The 2010 Wildlands and Woodlands report brought attention to the fact that New England had begun to lose forested land on a net annual basis, threatening the clean air and water, and natural habitats that sustain us all. A new inter-state collaboration is working to reverse that trend by engaging landowners identified as pivotal in the battle to protect imperiled streams, drinking water reservoirs, and plant and wildlife habitat.
The Hudson to Housatonic Initiative (H2H) is made up of conservation organizations and municipal partners across southwestern Connecticut and Westchester and Putnam Counties in New York, and is funded by a two-year U.S. Forest Service grant. H2H will be led by Highstead Foundation (on behalf of Fairfield County Regional Conservation Partnership), Westchester Land Trust, Mianus River Gorge, and Housatonic Valley Association.
“The seminal report, Wildlands and Woodlands: A Vision for the New England Landscape, documented that we are now losing our irreplaceable forestlands to poorly planned development.
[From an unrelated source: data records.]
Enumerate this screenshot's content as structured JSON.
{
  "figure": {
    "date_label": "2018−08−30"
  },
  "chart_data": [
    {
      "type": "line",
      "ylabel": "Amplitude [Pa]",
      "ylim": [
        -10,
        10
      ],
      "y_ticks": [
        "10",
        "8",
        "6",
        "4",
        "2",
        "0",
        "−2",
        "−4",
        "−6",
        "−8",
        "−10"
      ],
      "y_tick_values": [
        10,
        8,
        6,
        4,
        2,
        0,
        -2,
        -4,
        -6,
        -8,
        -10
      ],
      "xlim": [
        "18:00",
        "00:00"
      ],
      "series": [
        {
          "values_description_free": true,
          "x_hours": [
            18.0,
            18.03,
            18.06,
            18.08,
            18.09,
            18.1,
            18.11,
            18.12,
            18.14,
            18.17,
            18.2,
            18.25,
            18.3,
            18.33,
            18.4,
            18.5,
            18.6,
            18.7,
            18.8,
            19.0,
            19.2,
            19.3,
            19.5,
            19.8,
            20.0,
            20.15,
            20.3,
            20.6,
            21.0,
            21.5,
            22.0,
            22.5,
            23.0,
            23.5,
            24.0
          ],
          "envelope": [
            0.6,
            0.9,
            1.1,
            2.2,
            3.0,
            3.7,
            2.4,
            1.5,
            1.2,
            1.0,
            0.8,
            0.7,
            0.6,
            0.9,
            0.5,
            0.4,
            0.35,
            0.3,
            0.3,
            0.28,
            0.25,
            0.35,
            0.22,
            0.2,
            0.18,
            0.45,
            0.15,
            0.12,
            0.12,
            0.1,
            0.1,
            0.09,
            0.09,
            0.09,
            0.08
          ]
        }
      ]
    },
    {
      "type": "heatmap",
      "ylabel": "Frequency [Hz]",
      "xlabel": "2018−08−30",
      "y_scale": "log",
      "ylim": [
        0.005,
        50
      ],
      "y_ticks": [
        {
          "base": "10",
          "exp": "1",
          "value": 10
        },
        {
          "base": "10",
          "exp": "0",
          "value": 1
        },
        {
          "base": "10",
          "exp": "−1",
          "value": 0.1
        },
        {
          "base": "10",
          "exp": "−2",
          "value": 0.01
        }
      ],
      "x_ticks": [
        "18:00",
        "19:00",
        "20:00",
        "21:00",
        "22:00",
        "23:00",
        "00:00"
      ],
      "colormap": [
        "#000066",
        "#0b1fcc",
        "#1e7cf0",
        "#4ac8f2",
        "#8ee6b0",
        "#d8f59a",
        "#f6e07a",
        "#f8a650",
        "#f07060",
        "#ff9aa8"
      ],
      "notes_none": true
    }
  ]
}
H2H is a vital collaboration to help reverse that trend, and to sustain the natural landscapes that in turn sustain us – now and for future generations,” according to Highstead Conservation Director, Emily Bateson.
Participating organizations and agencies will collaborate with landowners in 13 focus areas that straddle town or state lines and contain land with streams that drain into reservoirs or habitats that are most likely to adapt to climate change in the in the future. Through activities with peers and specialists, landowners will learn about their land and gain a better understanding of their central role in sustaining the critical natural resources that support people and wildlife.
“Balance is critical in all human endeavors,” said Richard Chiaramonte, President of Stamford Land Conservation Trust. “The natural world teaches that lesson. Large landscape protection, expressed by the H2H initiative, is a part of the critical effort to maintain balance between the natural world of watersheds and habitat and the developed world of roads and buildings. To sustain, both are required.” Through activities with peers and specialists, landowners will learn about their land and gain a better understanding of their central role in sustaining the critical natural resources that support people and wildlife.
This project is funded in part through a grant awarded by the U.S. Forest Service, Northeastern Area State and Private Forestry. H2H is part of the Landscape Scale Restoration Program of the U.S. Forest Service, Department of Agriculture. This institution is an equal opportunity provider.
Partner organizations in Connecticut include Aquarion Water Company, Aspetuck Land Trust, Bethel Land Trust, Brookfield Open Space Legacy, Inc., CT Dept. of Energy and Environmental Protection, Greenwich Land Trust, Newtown Forest Association, Norwalk River Watershed Association, Redding Land Trust, Stamford Land Conservation Trust, Town of Ridgefield Conservation Commission, Wilton Land Conservation Trust, and Yale University.